Carneiro M, Rubin CJ, Di Palma F, Albert FW, Alföldi J, Martinez Barrio A, Pielberg G, Rafati N, Sayyab S, Turner-Maier J, Younis S, Afonso S, Aken B, Alves JM, Barrell D, Bolet G, Boucher S, Burbano HA, Campos R, Chang JL, Duranthon V, Fontanesi L, Garreau H, Heiman D, Johnson J, Mage RG, Peng Z, Queney G, Rogel-Gaillard C, Ruffier M, Searle S, Villafuerte R, Xiong A, Young S, Forsberg-Nilsson K, Good JM, Lander ES, Ferrand N, Lindblad-Toh K, Andersson L
Science 345 (6200) 1074-1079 [2014-08-29; online 2014-08-30]
The genetic changes underlying the initial steps of animal domestication are still poorly understood.
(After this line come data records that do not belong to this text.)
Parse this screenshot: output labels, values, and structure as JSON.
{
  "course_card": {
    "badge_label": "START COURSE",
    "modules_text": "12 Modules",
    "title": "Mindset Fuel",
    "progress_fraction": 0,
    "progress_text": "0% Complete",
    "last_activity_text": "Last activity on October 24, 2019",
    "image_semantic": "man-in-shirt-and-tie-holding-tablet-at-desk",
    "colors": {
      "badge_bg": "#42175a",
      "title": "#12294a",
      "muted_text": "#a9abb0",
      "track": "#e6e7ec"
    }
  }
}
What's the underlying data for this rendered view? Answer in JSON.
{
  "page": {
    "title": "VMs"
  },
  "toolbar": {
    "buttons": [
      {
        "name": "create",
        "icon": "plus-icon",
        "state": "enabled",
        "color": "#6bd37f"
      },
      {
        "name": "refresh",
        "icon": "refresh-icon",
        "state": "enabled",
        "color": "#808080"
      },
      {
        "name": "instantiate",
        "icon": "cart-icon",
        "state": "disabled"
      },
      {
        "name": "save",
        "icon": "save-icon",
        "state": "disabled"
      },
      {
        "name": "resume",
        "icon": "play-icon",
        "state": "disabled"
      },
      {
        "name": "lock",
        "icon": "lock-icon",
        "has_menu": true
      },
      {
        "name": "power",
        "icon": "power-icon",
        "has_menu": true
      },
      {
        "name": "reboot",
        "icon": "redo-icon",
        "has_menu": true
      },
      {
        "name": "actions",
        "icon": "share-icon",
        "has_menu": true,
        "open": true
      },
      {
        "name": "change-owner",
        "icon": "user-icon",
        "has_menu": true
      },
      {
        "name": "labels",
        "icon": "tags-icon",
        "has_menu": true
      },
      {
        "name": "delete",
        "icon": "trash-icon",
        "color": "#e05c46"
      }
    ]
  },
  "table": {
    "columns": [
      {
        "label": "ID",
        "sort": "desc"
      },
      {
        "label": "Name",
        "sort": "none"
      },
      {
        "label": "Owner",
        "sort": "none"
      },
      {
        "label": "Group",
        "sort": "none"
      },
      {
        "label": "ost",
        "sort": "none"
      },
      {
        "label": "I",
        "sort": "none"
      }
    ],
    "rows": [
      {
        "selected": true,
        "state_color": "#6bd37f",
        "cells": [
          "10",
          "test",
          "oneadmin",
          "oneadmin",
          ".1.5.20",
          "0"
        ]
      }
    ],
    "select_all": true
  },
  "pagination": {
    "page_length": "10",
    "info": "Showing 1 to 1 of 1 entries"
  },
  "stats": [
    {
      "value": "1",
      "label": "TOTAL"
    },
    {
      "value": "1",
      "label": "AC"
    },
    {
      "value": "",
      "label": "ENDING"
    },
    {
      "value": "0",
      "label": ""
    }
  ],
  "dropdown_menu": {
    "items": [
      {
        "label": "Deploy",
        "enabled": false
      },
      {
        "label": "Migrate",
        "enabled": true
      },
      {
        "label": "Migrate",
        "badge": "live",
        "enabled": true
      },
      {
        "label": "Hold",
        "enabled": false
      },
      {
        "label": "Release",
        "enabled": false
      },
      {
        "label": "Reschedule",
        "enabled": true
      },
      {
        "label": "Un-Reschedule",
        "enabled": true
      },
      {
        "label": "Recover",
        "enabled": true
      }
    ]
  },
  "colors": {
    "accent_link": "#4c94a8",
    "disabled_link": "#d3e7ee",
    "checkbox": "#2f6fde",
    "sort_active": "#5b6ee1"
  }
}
We generated a high-quality reference genome for the rabbit and compared it to resequencing data from populations of wild and domestic rabbits. We identified more than 100 selective sweeps specific to domestic rabbits but only a relatively small number of fixed (or nearly fixed) single-nucleotide polymorphisms (SNPs) for derived alleles. SNPs with marked allele frequency differences between wild and domestic rabbits were enriched for conserved noncoding sites. Enrichment analyses suggest that genes affecting brain and neuronal development have often been targeted during domestication. We propose that because of a truly complex genetic background, tame behavior in rabbits and other domestic animals evolved by shifts in allele frequencies at many loci, rather than by critical changes at only a few domestication loci.